Yuan Rises Most Since End of Peg as China Seeks to Curb Prices


By Belinda Cao
Dec. 27 (Bloomberg) — The yuan rose the most since China ended a fixed exchange rate to the dollar in 2005 as the government signaled it will use currency policy more aggressively to cool the economy and curb inflation.

The currency gained as much as 0.43 percent after the official China Securities Journal cited Ba Shusong, a researcher for the cabinet, calling for faster appreciation to curb prices of imported fuel and food. The currency’s 6.6 percent gain versus the dollar this year is twice as much as last year’s 3.3 percent advance.

“The central bank now has more room to let the yuan rate float with more flexibility,” Yu Yongding, director of World Economics and Politics Institute in Beijing and a former central bank monetary policy committee member said in an interview today. “It needn’t worry much about the possible negative impact,” he added, as “the economy is overheating in at least some regions.”

The yuan climbed 0.35 percent to 7.3185 per dollar as of 11:41 a.m. in Shanghai, according to the China Foreign Exchange Trade System. The average fluctuation this week of 0.27 percent is three times larger than last week’s.

“We’re seeing some big moves in the yuan,” said David Mann, senior strategist at Standard Chartered in Hong Kong. “It makes sense for them to get more aggressive in addressing the overheating pressures in the economy.”

The currency will rise to 6.84 by the end of 2008, he said.

Inflation Pressures
U.S. Treasury Secretary Henry Paulson on Dec. 19 urged the nation to allow faster gains whilst refraining from naming China a currency manipulator. Senator Charles Grassley, a Republican from Iowa, and other lawmakers are threatening punitive legislation unless China’s government loosens yuan controls.

While the yuan gained against the dollar this year, it dropped against 7 of the world’s 17 most-active currencies. It slid 2.8 percent against the euro, 10.2 percent versus the Canadian dollar and 13 percent against the Brazilian real, making China’s exports more competitive in those markets and pushing up the cost of importing commodities.

A 10 percent appreciation in the yuan would reduce the import prices of oil, soybeans and pork by a similar magnitude, Ba, a deputy director at the State Council Development and Research Center, was cited as saying by the China Securities newspaper.

The central bank said in a Dec. 21 statement it plans “forceful measures” to limit money supply, including a more flexible exchange rate. The market will play a “much” bigger role in setting the yuan’s value, policy makers said after a quarterly monetary policy meeting.

Trade Surplus
China’s trade surplus, which surged 52 percent in the 11 months through November to $238.1 billion, has driven the country’s foreign-exchange reserves to an all-time-high of $1.46 trillion, making it difficult for the government to slow growth.
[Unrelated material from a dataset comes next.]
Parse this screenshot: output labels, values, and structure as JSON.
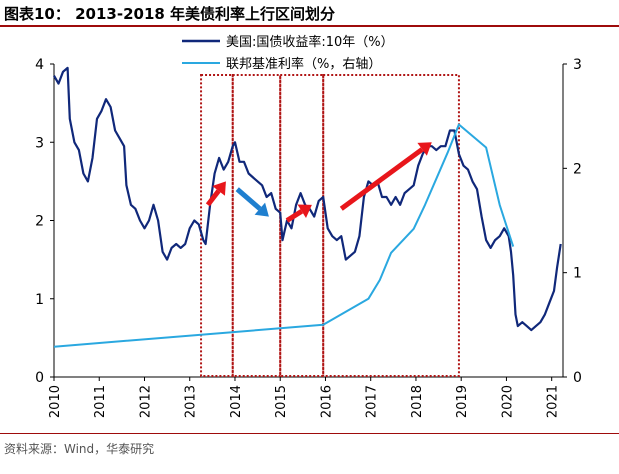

The economy expanded 11.5 percent in the third quarter and consumer prices rose 6.9 percent in November from a year-earlier.

The nation’s leaders discussed widening the yuan’s daily trading band to as much as 1 percent on either side of the so- called parity rate from the current 0.5 percent, the Hong Kong- based Ta Kung Pao newspaper reported last month, citing an unidentified person.

“The talk is they’re going to introduce a faster pace of gains, and it’s looking like they’re going to finish the year on a firmer note for the yuan,” said Gundy Cahyadi, an economist at Ideaglobal in Singapore.

The People’s Bank of China on July 21, 2005, ended a decade-long link to the dollar, letting the currency move in reference to a basket of currencies including the euro, yen, British pound and South Korea’s won. It strengthened the currency by 2.1 percent that day.

Forward contracts show traders are betting on an 8.2 percent advance in the yuan to 6.7681 in the next 12 months. The median estimate of 28 analysts surveyed by Bloomberg News is for a rate of 6.9 by the end of 2008.